Vous êtes ainsi amené à allez plus loin dans
vos propres orientations : cela m'a permis de clarifier ma pensée
harmonique, d'avancer des propositions qui, auparavant, me seraient
restées d'une certaine manière inabordables. C'est
très stimulant pour la composition, ou disons pour la précomposition
: outre l'aspect de facilitation, l'informatique fonctionne, si
l'on n'est pas "paresseux" bien évidemment,
comme un aiguillon pour la pensée musicale.
Qu'attendez-vous, en termes de composition, des voies de prospection offertes par l'informatique ?
Si l'on considère les trois dimensions que j'évoquais
l'édition musicale, la synthèse sonore et
la CAO , j'aurais plusieurs souhaits.
Pour l'édition, l'intérêt du MIDI est très
grand, mais je pense que la possibilité d'inclure dans
les logiciels actuels un rapport plus souple entre écriture
et notations serait intéressant. Il y aurait également
toute une série de développements à faire
quant à l'écriture elle-même, de manière
par exemple à faciliter le recours à plusieurs systèmes
d'écriture simultanés à plusieurs tempi
simultanés par exemple, etc. Il y a encore un grand
nombre de choses à faire (inclure dans les logiciels d'écriture
des outils de CAO en sorte de ne pas avoir à jongler entre
les environnements de travail) qu'il serait trop long d'énumérer,
mais qui peuvent aboutir à moyen terme, disons dans les
cinq ou dix ans à venir.
Pour ce qui est de la synthèse sonore, je me satisfais
en fait de peu : j'aime bien, d'une manière générale,
faire avec ce qui est à ma disposition sans râler
contre l'état insuffisant du matériau sonore. Le
point qui aujourd'hui m'intéresse véritablement
tient à la projection sonore c'est ce qui motive
mes recherches sur la Timée notamment. Ce qui est important
à mes yeux est moins le raffinement de la synthèse
sonore que l'invention de nouveaux dispositifs de diffusion qui
permettent de rapprocher la musique électroacoustique du
modèle instrumental qui reste pour moi le
modèle musical par excellence. La musique est pour moi
ce qui vient d'un instrument de musique, et l'ordinateur couplé
à des haut-parleurs n'est pas à mon sens
un instrument de musique. Pour déployer une uvre mixte
qui soit un seul monde de musique, il faut donc travailler sur
une manière de projeter dans l'espace les sonorités
électroacoustiques.
Sur le troisième point - la CAO -, je suis là aussi
plutôt satisfait de ce qui existe déjà
hormis les questions de puissance et de temps de calcul.

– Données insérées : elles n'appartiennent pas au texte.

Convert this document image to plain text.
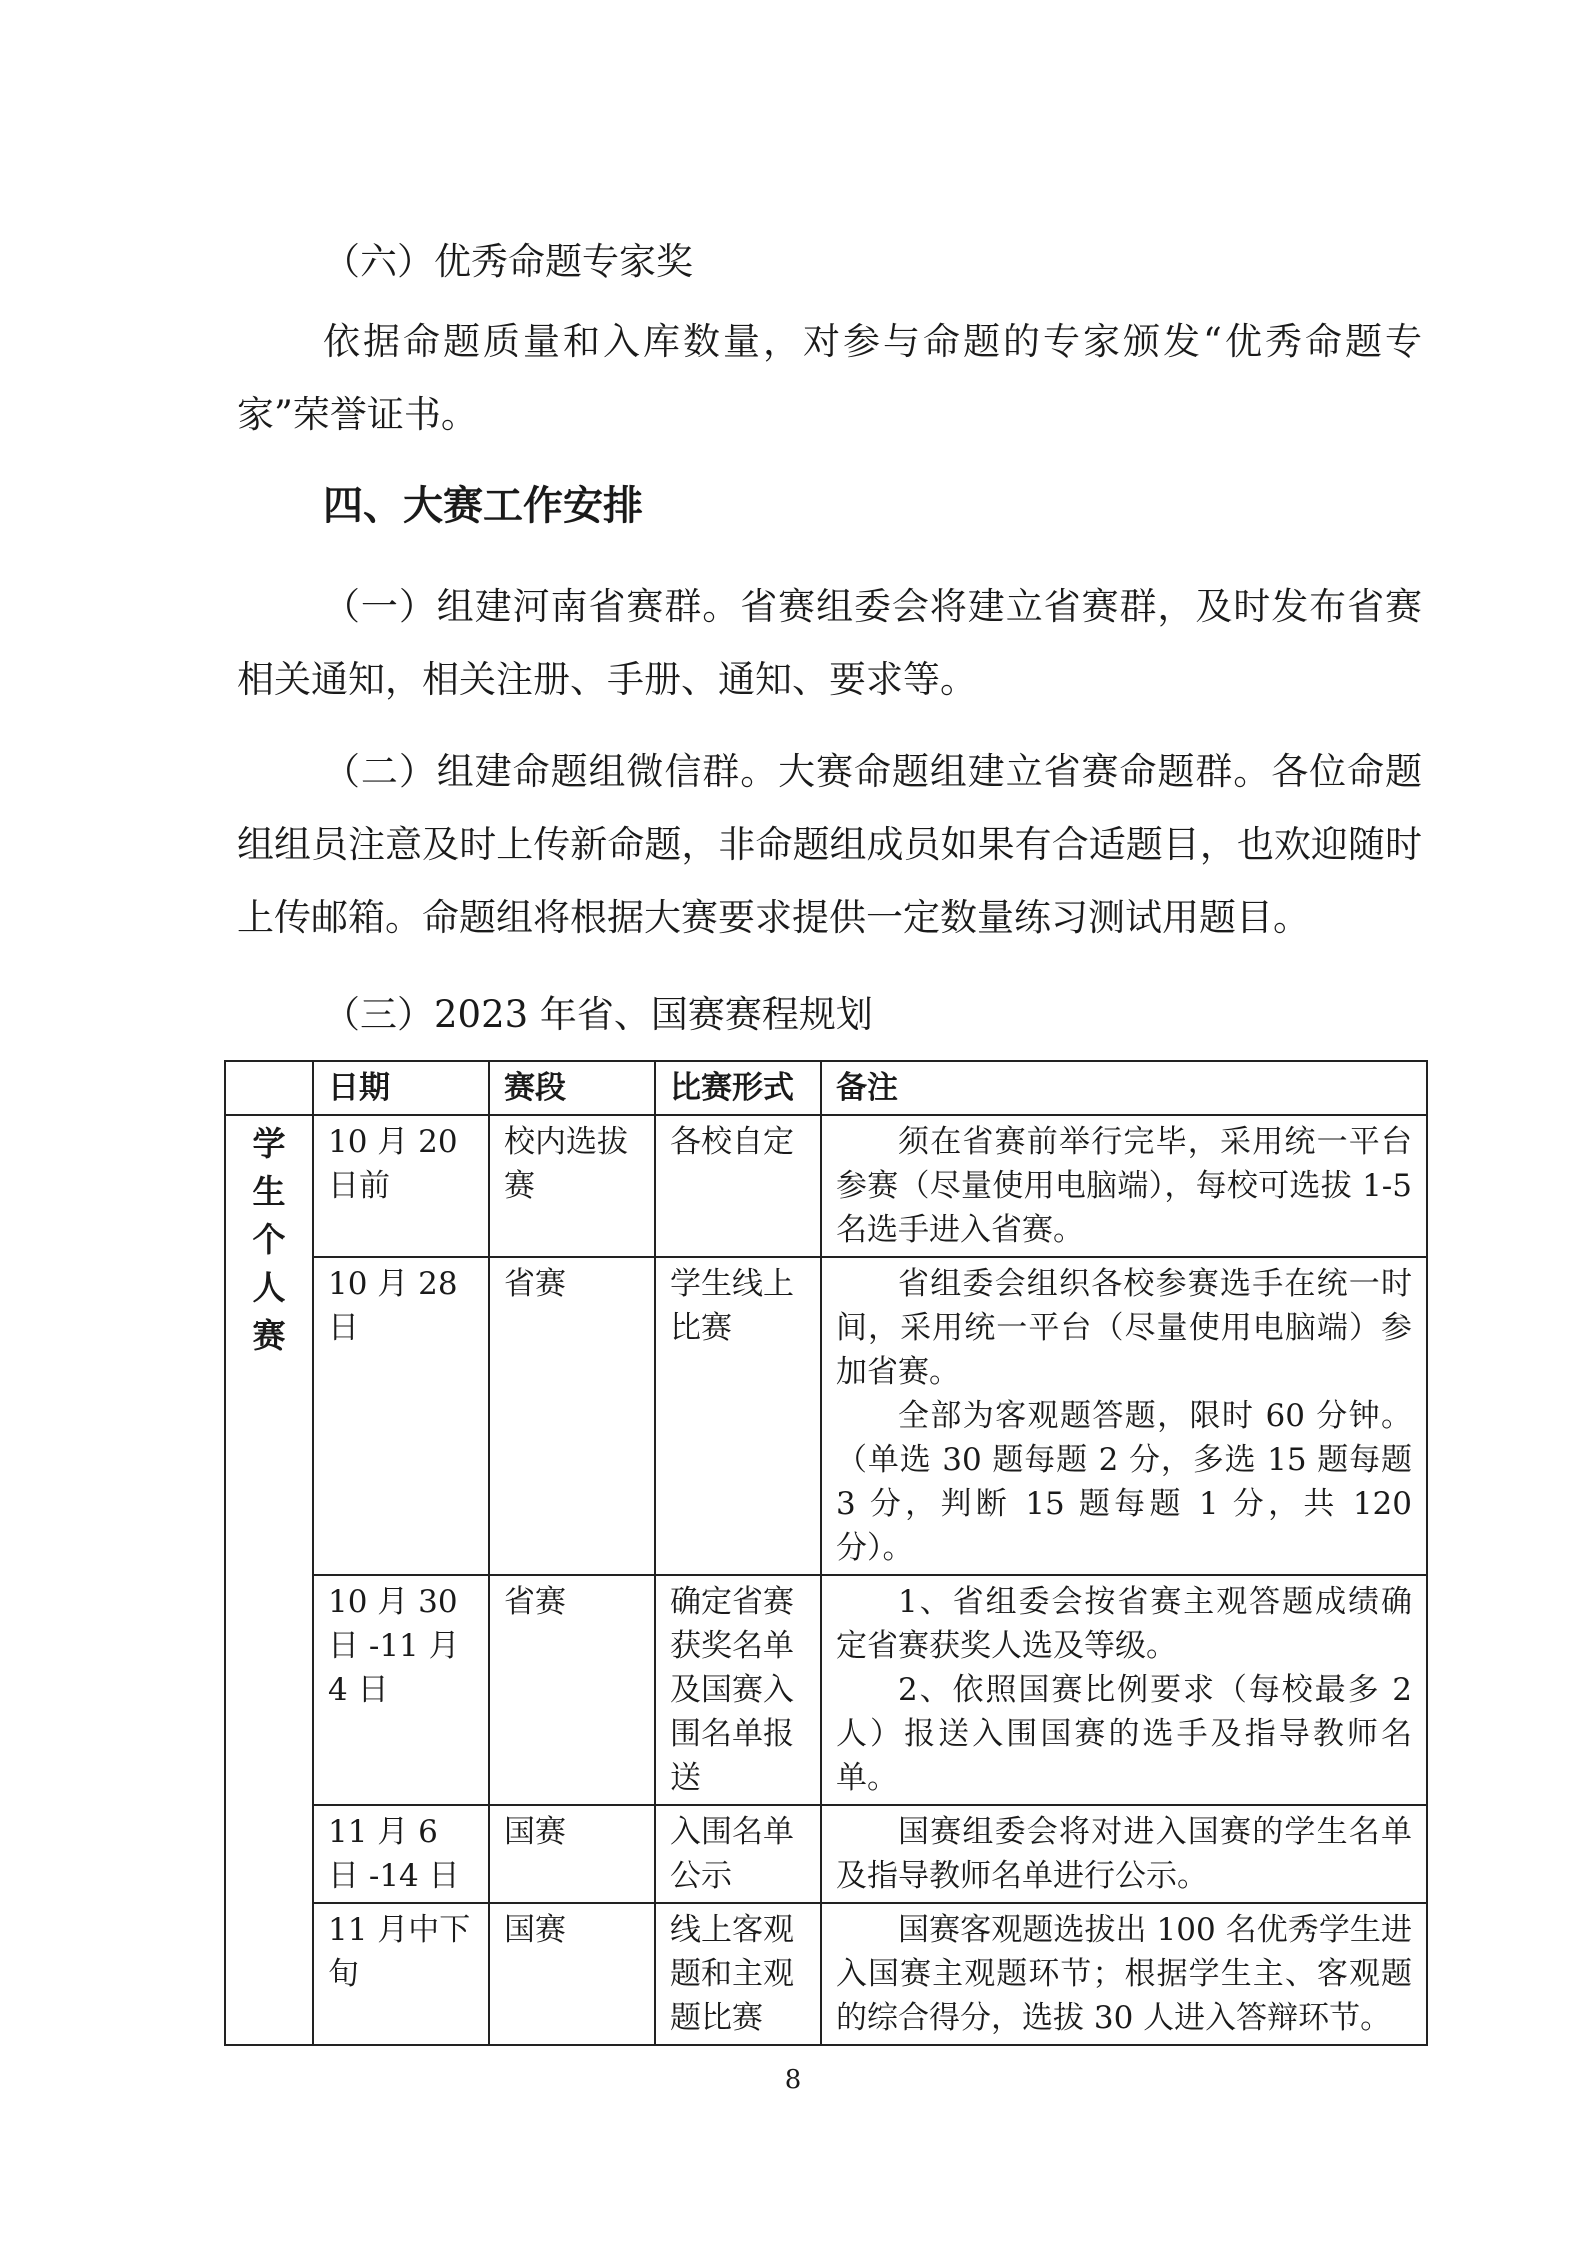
（六）优秀命题专家奖

依据命题质量和入库数量，对参与命题的专家颁发“优秀命题专家”荣誉证书。

四、大赛工作安排

（一）组建河南省赛群。省赛组委会将建立省赛群，及时发布省赛相关通知，相关注册、手册、通知、要求等。

（二）组建命题组微信群。大赛命题组建立省赛命题群。各位命题组组员注意及时上传新命题，非命题组成员如果有合适题目，也欢迎随时上传邮箱。命题组将根据大赛要求提供一定数量练习测试用题目。

（三）2023 年省、国赛赛程规划

	日期	赛段	比赛形式	备注
学生个人赛	10 月 20 日前	校内选拔赛	各校自定	须在省赛前举行完毕，采用统一平台参赛（尽量使用电脑端），每校可选拔 1-5 名选手进入省赛。

	10 月 28 日	省赛	学生线上比赛	省组委会组织各校参赛选手在统一时间，采用统一平台（尽量使用电脑端）参加省赛。

全部为客观题答题，限时 60 分钟。（单选 30 题每题 2 分，多选 15 题每题 3 分，判断 15 题每题 1 分，共 120 分）。

	10 月 30 日 -11 月 4 日	省赛	确定省赛获奖名单及国赛入围名单报送	1、省组委会按省赛主观答题成绩确定省赛获奖人选及等级。

2、依照国赛比例要求（每校最多 2 人）报送入围国赛的选手及指导教师名单。

	11 月 6 日 -14 日	国赛	入围名单公示	国赛组委会将对进入国赛的学生名单及指导教师名单进行公示。

	11 月中下旬	国赛	线上客观题和主观题比赛	国赛客观题选拔出 100 名优秀学生进入国赛主观题环节；根据学生主、客观题的综合得分，选拔 30 人进入答辩环节。

8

C'est pour moi en tous les cas une disponibilité devenue
indispensable. Ce que je pourrais souhaiter pour l'avenir se rapporterait
bien sûr à une meilleure ergonomie dans l'utilisation
conjointe de différents logiciels, mais ceci reste affaire
de détails. Du point de vue des « contenus »
informatiques, la CAO pourrait considérablement s'améliorer
sur le plan du rapport entre algèbre et topologie : tout
ce qui est algèbre la manipulation d'ensembles d'éléments
est bien pris en compte par l'informatique actuelle, là
où la topologie la gestion de familles de parties
n'est pas ou peu prise en compte. Il serait très
appréciable que l'on devienne capable d'informatiser des
topologies musicales et pas seulement des algèbres
ce qui n'est pas simple et ne procède pas par prolongation
du travail antérieur : il y a là un changement d'ordre
à opérer en sorte de restituer cette dialectique
entre algèbre topologique (ce qui correspond à
l'établissement de continuités sur des éléments
discrets) et topologie algébrique (qui consiste
à l'inverse à partir d'une topologie continue pour
la discrétiser, en en faisant émerger les éléments
clés, les articulations essentielles pour ensuite mouvoir
la continuité à partir de ces éléments-pivots).
Cette perspective pour la CAO a beaucoup de sens en matière
de composition et je pense que, sur le long terme cette fois,
c'est elle qui est la plus prometteuse.